第21話 先生たちはお得意様ですよ
駅までの途中にあって、個室の座敷がある居酒屋って言ったらウチくらいですからね。
先生たちは本当に昔からよく使ってくれてありがたいですよ。特に校長先生なんて気前の良い方ですから、色々とずっとお世話になってます。
よく来る先生ならほとんど名前はわかると思いますけど、K先生っていうとあの人かなぁ。O先生に連れられて何度か来てる若い先生ですよね、たぶんあの人だな。
そんなにすごく印象に残ってるわけじゃないけど、O先生に対してすごく気を遣ってると思いました。グラスが空いてるとすぐ気付いて、どんどん注文されて。体育会系のノリの方だなあって。まあ、O先生が連れてくるのはそういう人ばっかりですけど。
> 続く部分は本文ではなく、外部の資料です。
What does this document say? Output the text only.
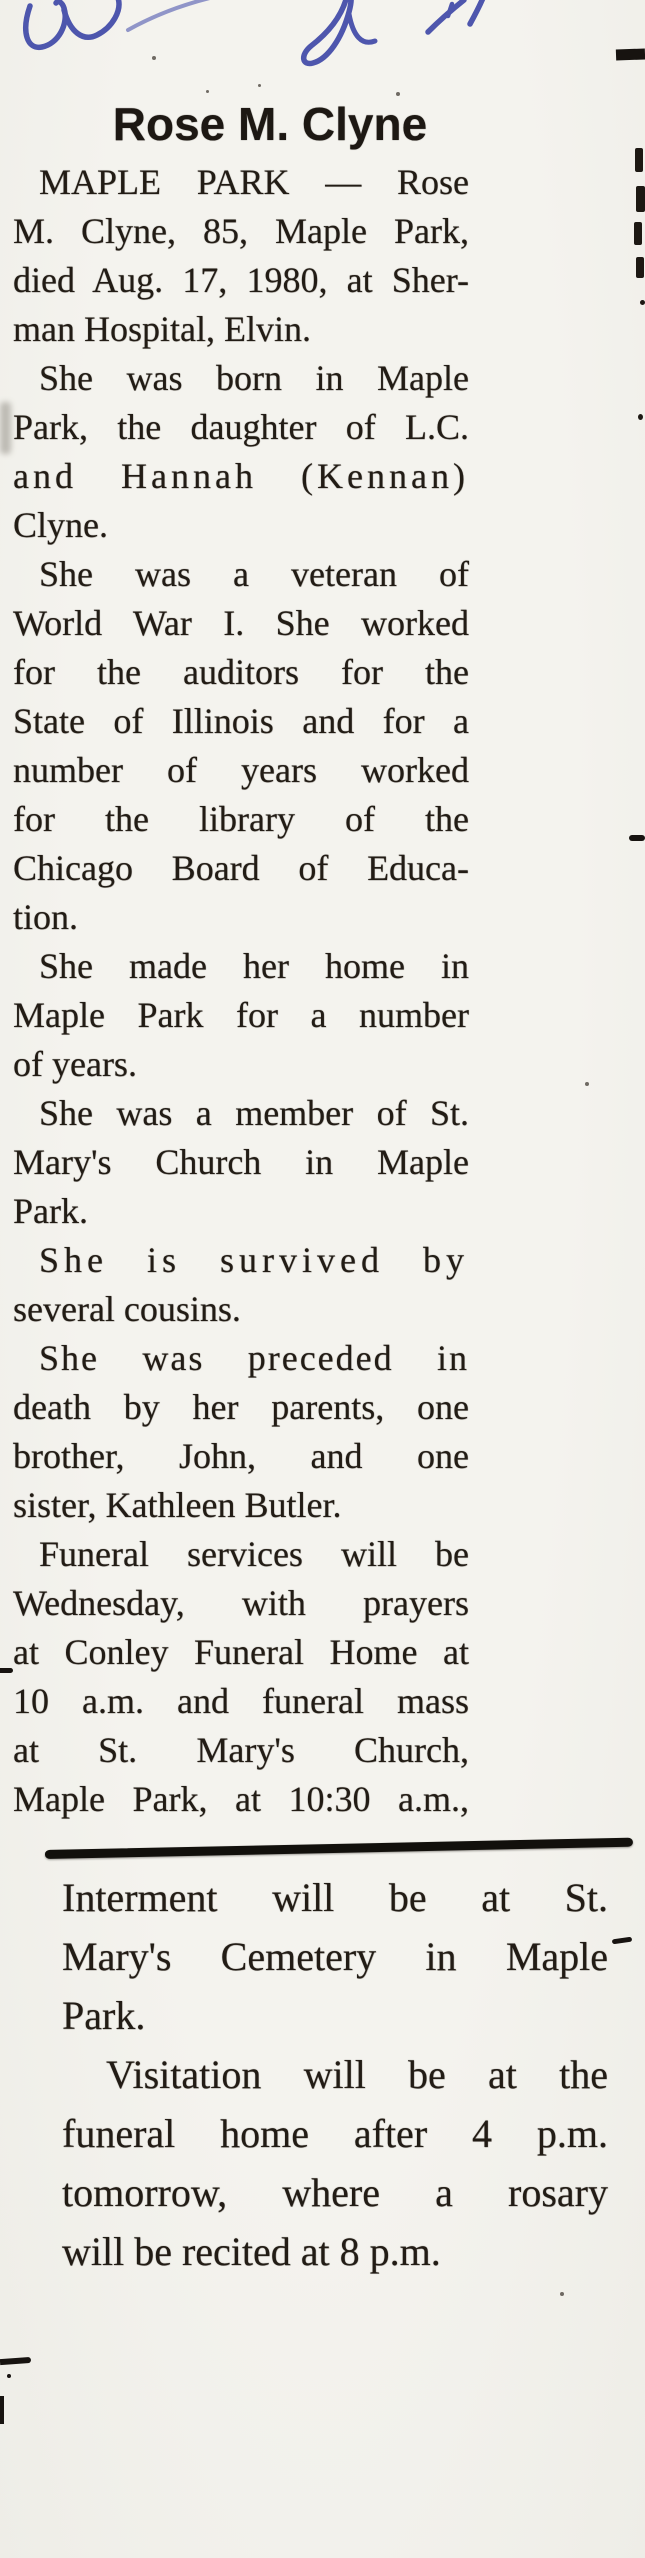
Rose M. Clyne
MAPLE PARK — Rose
M. Clyne, 85, Maple Park,
died Aug. 17, 1980, at Sher-
man Hospital, Elvin.
She was born in Maple
Park, the daughter of L.C.
and Hannah (Kennan)
Clyne.
She was a veteran of
World War I. She worked
for the auditors for the
State of Illinois and for a
number of years worked
for the library of the
Chicago Board of Educa-
tion.
She made her home in
Maple Park for a number
of years.
She was a member of St.
Mary's Church in Maple
Park.
She is survived by
several cousins.
She was preceded in
death by her parents, one
brother, John, and one
sister, Kathleen Butler.
Funeral services will be
Wednesday, with prayers
at Conley Funeral Home at
10 a.m. and funeral mass
at St. Mary's Church,
Maple Park, at 10:30 a.m.,
Interment will be at St.
Mary's Cemetery in Maple
Park.
Visitation will be at the
funeral home after 4 p.m.
tomorrow, where a rosary
will be recited at 8 p.m.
別に酒癖が悪いとかはないですよ。そんなこと言ったらO先生の方がよっぽどですよ、騒ぐし暴れるし、寝ちゃうし。でも汚したりはなかったですね。
ああでも一度だけ、もう何年も前ですけど歓送迎会か何かで使っていただいた時は若い先生が一人潰されちゃって、店の前でそりゃもうすごい勢いで吐いて。店の前だからちょっと困ったんですけど、学校の先生ってそういうの慣れてるんですかね、うちのバケツとホースと貸したらちゃんと掃除してくれましたよ。K先生ではなかったと思います。かなり体格の良い先生だったので、そこは間違えませんよ。
他に気になることなんてあったかなぁ。あ、K先生というか、よく一緒に来てたJ先生、なんでしたっけ、何か珍しいスポーツやられてる先生いらっしゃるじゃないですか。あの先生とK先生とで競馬の話をずいぶん熱心にしてましたよ。お好きなんでしょうね、その日はO先生とあと二、三人しかいなくて、うちも空いてる日だったから声もよく聞こえたんですよ。ギャンブルはお好きな先生が多いみたいですから、K先生もそうなんだと思います。お酒、ギャンブル、あ、煙草は吸っていませんでした。O先生の一服に付き合うのはT先生の仕事でしたね。ライターなんてパッと差し出してね。
なんだかおもしろいですよね、学校の先生なんて真面目でしっかりした人だろうってイメージがあるのに、うちに来る先生たちはみんなちょっと変わってる。それだけストレスが溜まるお仕事なんでしょうね。
あ、ちょっと、これだけ話したんだからそのまま帰るってのは無しですよ。最低でも五品は注文してもらいますからね。
はい、生ビールお待ち。K先生は一杯目はビールで、後は周りに合わせてハイボールだったと思います。勝手なもの頼むとO先生に叱られますからね、お酒より料理摘んでる印象かもなぁ。